DENVER — Shohei Ohtani will be the American League’s starting pitcher in Tuesday’s night’s All-Star Game and will bat leadoff, too, as the designated hitter in another landmark for the two-way Japanese sensation.
A 27-year-old in his fourth major league season with the Los Angeles Angels, Ohtani is the first two-way starter in the history of the All-Star Game, which began in 1933.
“I was actually not expecting to be chosen as a pitcher at all,” Ohtani said Monday through a translator. “It’s a huge honor and I’m going to try my best.”
Ohtani has generated huge buzz across baseball for his exploits at the plate and on the mound. He leads the majors with 33 home runs and is 4-1 with a 3.49 ERA in 13 starts.

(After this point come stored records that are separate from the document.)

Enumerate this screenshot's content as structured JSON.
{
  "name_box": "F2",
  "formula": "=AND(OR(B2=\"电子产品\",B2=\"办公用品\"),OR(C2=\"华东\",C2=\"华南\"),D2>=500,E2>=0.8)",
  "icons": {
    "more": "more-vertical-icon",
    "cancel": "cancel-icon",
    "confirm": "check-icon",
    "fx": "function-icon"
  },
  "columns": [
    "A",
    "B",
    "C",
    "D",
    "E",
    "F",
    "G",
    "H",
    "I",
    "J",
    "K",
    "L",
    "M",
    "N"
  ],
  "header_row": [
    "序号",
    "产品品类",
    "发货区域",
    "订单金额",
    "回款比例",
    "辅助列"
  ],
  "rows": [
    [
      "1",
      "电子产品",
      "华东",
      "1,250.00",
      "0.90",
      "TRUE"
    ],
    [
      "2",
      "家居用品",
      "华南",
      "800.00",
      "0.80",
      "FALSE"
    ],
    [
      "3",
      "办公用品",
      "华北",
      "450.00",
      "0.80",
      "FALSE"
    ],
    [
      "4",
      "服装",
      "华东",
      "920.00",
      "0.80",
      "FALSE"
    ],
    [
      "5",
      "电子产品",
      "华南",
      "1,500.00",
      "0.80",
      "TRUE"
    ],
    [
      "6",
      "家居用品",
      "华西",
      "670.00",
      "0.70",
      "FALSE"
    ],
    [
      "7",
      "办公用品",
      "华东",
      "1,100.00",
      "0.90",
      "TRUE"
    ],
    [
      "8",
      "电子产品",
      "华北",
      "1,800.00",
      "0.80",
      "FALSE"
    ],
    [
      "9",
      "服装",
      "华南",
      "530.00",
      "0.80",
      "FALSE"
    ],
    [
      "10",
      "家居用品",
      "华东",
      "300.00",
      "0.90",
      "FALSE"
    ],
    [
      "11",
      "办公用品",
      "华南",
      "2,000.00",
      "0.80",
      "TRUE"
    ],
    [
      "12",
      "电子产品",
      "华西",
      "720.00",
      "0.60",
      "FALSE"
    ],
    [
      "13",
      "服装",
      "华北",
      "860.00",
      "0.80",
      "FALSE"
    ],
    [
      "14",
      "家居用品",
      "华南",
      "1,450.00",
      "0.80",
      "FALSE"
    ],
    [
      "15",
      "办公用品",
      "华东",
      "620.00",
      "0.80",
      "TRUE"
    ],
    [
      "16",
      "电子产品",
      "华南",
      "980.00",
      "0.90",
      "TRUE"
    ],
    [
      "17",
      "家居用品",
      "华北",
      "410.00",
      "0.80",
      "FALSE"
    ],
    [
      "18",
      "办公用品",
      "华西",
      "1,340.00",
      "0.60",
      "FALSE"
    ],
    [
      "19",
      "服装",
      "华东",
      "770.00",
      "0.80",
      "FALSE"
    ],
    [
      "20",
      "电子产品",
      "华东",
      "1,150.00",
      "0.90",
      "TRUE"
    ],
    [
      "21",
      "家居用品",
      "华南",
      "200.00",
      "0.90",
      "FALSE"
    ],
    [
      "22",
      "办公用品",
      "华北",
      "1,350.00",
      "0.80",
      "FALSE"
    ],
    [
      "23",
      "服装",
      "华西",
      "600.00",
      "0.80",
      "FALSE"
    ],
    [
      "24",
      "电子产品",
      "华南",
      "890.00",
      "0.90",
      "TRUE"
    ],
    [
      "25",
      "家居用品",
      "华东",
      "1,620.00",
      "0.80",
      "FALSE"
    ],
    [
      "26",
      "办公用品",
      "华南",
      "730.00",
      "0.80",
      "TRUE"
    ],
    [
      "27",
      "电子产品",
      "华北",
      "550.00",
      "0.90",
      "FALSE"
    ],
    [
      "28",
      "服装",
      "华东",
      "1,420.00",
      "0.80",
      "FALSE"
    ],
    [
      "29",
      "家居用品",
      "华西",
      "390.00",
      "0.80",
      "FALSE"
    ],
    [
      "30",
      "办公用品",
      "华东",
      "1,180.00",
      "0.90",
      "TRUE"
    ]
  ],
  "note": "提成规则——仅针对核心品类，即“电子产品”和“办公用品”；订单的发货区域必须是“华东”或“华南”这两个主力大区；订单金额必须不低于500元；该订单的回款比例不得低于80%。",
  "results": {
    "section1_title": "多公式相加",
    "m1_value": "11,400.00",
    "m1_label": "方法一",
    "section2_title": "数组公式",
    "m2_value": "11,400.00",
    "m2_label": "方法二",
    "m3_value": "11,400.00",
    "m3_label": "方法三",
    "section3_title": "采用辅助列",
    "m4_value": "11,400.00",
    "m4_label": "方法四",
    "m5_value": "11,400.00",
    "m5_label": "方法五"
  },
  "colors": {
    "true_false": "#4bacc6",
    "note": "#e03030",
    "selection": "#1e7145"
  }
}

“This is what the fans want to see,” said AL manager Kevin Cash of Tampa Bay.
The AL’s starting lineup for the showcase at Coors Field was announced Monday. The National League lineup announcement was to follow.
Ohtani was elected to start at DH by fans and was voted to the AL pitching staff by fellow players. He’s hitting .279 with 70 RBIs, trailing only Toronto’s Vladimir Guerrero Jr. (73) and Boston’s Rafael Devers (72).

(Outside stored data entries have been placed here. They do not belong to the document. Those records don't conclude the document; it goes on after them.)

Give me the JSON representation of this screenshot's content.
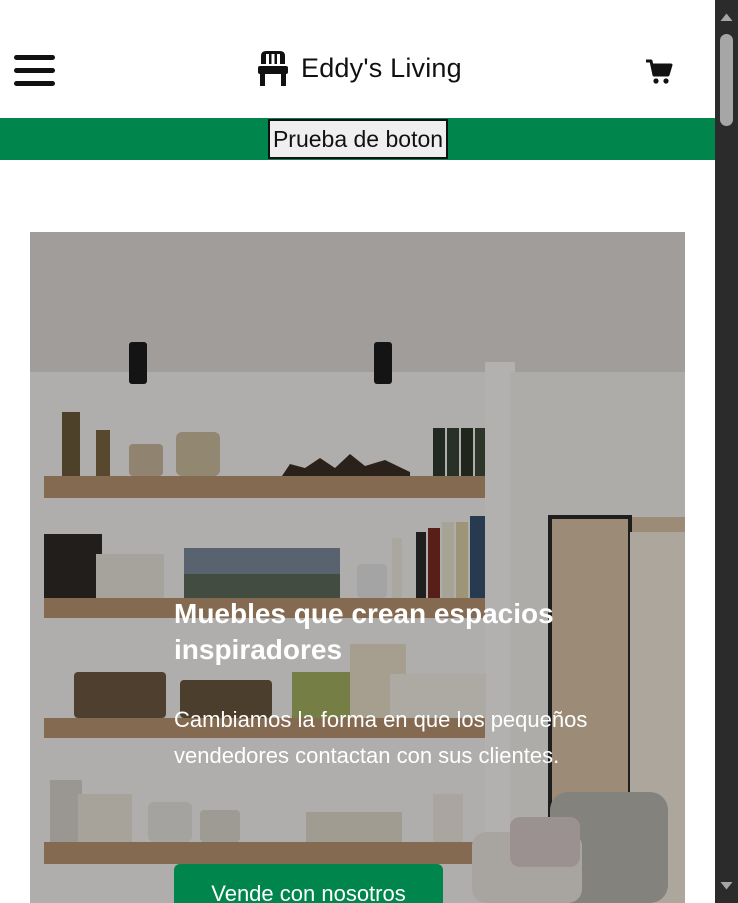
{
  "header": {
    "brand_name": "Eddy's Living",
    "icons": {
      "menu": "hamburger-menu-icon",
      "brand": "chair-icon",
      "cart": "shopping-cart-icon"
    }
  },
  "banner": {
    "button_label": "Prueba de boton"
  },
  "hero": {
    "title": "Muebles que crean espacios inspiradores",
    "description": "Cambiamos la forma en que los pequeños vendedores contactan con sus clientes.",
    "cta_label": "Vende con nosotros"
  },
  "colors": {
    "accent": "#00854d",
    "text": "#111111",
    "hero_text": "#ffffff"
  }
}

On the mound, Ohtani has struck out 87 and walked 35 in 67 innings. His fastball averages 93.8 mph, essentially the same as the 93.7 mph exit velocity of balls off his bat, tops among qualified major league batters.
Ohtani is the most accomplished two-way player since Babe Ruth, who last pitched regularly in 1919. Fans were to see him in action starting Monday night in the Home Run Derby.
Ohtani will become the second Japanese pitcher to start an All-Star game after Hideo Nomo in 1995 and the third Asian. Hyun Jin Ryu of South Korea started in 2019.
A rules change this year for the All-Star Game will allow Ohtani, listed as a DH, to be treated as two individual players and remain as a hitter when he is removed as a pitcher.
“I begged Major League Baseball to tweak the rule,” Cash said.
The All-Star Game returns this year after the cancellation of the 2020 event at Dodger Stadium in Los Angeles due to the coronavirus pandemic, which delayed opening day until July 23.
This year’s game was scheduled for Atlanta’s Truist Park, but baseball Commissioner Rob Manfred Manfred announced April 2 that the event would be moved because of Georgia’s new election law, which critics say will negatively affect communities of color.
Four days later, Manfred said this year’s game would be played at Coors Field, which held its only previous All-Star Game in 1998.
Because of last year’s cancellation, Dodger Stadium will host the All-Stars in 2022.